Posted by: Elaine Viets | May 01, 2014 at 08:38 AM
Elaine, I felt the same way about Bi-op-Sea. To think that the money they made on tests to diagnose cancer was spent on a pleasure craft! Ugh.
Water in the gas tank will do!
Posted by: Marcia Talley | May 01, 2014 at 08:43 AM
Wonderful!
Posted by: Lauren | May 01, 2014 at 10:02 AM
I remember that self-bailing cockpit.
Posted by: Kitty | May 01, 2014 at 02:11 PM
Kitty, you were one of the first dunkees!
Posted by: Marcia Talley | May 01, 2014 at 08:13 PM
Great fun, Marcia. My dad came up with a couple, the first: "Blo Peep", then came: "Oola" (no extra la needed), and last was: "Nautigal". As for me I'll have the Sloop du Jour, sil vous plait.

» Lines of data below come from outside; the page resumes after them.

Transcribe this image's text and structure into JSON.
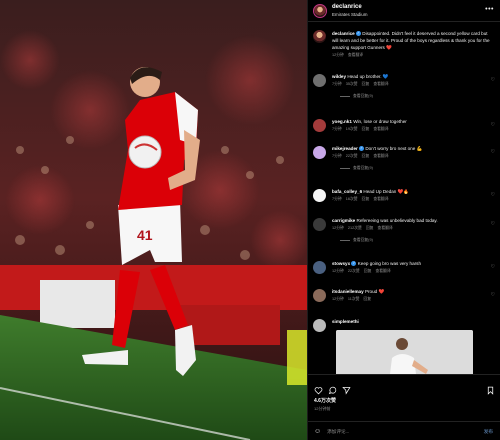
{
  "post": {
    "username": "declanrice",
    "location": "Emirates Stadium",
    "caption_user": "declanrice",
    "caption_text": "Disappointed. Didn't feel it deserved a second yellow card but will learn and be better for it. Proud of the boys regardless & thank you for the amazing support Gunners ❤️",
    "caption_time": "12分钟",
    "caption_translate": "查看翻译",
    "player_number": "41"
  },
  "comments": [
    {
      "user": "wildey",
      "text": "Head up brother. 💙",
      "time": "7分钟",
      "likes": "35次赞",
      "reply": "回复",
      "translate": "查看翻译",
      "view_replies": "查看回复(9)",
      "avatar_color": "#6f6f6f"
    },
    {
      "user": "yoeg.nk1",
      "text": "Win, lose or draw together",
      "time": "7分钟",
      "likes": "19次赞",
      "reply": "回复",
      "translate": "查看翻译",
      "view_replies": "",
      "avatar_color": "#a33b3b"
    },
    {
      "user": "mikejreader",
      "text": "Don't worry bro next one 💪",
      "time": "7分钟",
      "likes": "22次赞",
      "reply": "回复",
      "translate": "查看翻译",
      "view_replies": "查看回复(9)",
      "avatar_color": "#c8a8e8"
    },
    {
      "user": "bafa_colley_6",
      "text": "Head Up Dedan ❤️🔥",
      "time": "7分钟",
      "likes": "16次赞",
      "reply": "回复",
      "translate": "查看翻译",
      "view_replies": "",
      "avatar_color": "#f4f4f4"
    },
    {
      "user": "carrigmike",
      "text": "Refereeing was unbelievably bad today.",
      "time": "12分钟",
      "likes": "212次赞",
      "reply": "回复",
      "translate": "查看翻译",
      "view_replies": "查看回复(9)",
      "avatar_color": "#3a3a3a"
    },
    {
      "user": "stowsyx",
      "text": "Keep going bro was very harsh",
      "time": "12分钟",
      "likes": "22次赞",
      "reply": "回复",
      "translate": "查看翻译",
      "view_replies": "",
      "avatar_color": "#4a6080"
    },
    {
      "user": "itsdaniellemay",
      "text": "Proud ❤️",
      "time": "12分钟",
      "likes": "11次赞",
      "reply": "回复",
      "translate": "",
      "view_replies": "",
      "avatar_color": "#8a6a5a"
    },
    {
      "user": "simplemethi",
      "text": "",
      "time": "",
      "likes": "",
      "reply": "",
      "translate": "",
      "view_replies": "",
      "avatar_color": "#bbbbbb"
    }
  ],
  "footer": {
    "likes": "4.6万次赞",
    "time": "12分钟前",
    "input_placeholder": "添加评论...",
    "post_label": "发布"
  },
  "colors": {
    "verified": "#3897f0",
    "heart": "#ed4956",
    "arsenal_red": "#db0007"
  }
}
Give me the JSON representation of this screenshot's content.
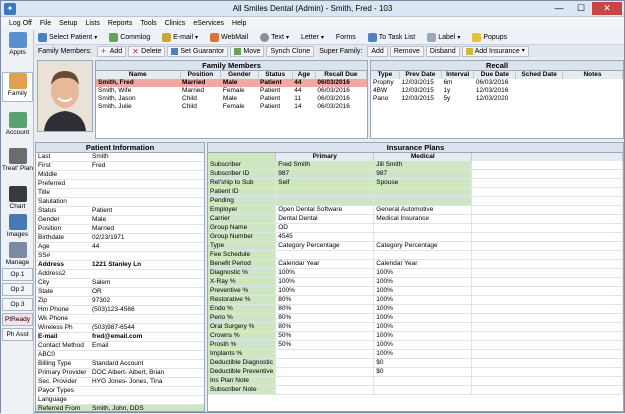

Posted by: Paul Warner | May 02, 2014 at 05:01 PM
Paul, thanks for the memories!!
Posted by: Marcia Talley | May 03, 2014 at 07:31 AM
Frankly, I loved "The Kiev Sea." I still think it is a fine name for a musician's boat.
Posted by: Linda Sprenkle | May 03, 2014 at 04:13 PM
SO great! Love this. I am SO impressed that you kept track. YOu are SUCH a writer! xooxo
Posted by: Hank Phillippi Ryan | October 20, 2016 at 05:19 AM
I loved some of those obscure ones you put in at the end. And I really want to know the stories behind them.
Posted by: Mark | October 20, 2016 at 08:49 AM
You win in the didn't have a lot of fun in Virginia that weekend contest. I at least got to enjoy Mathew from inside my house. Just wish the schedule had been reversed - tropical storm after replacing leaking window would have been preferable.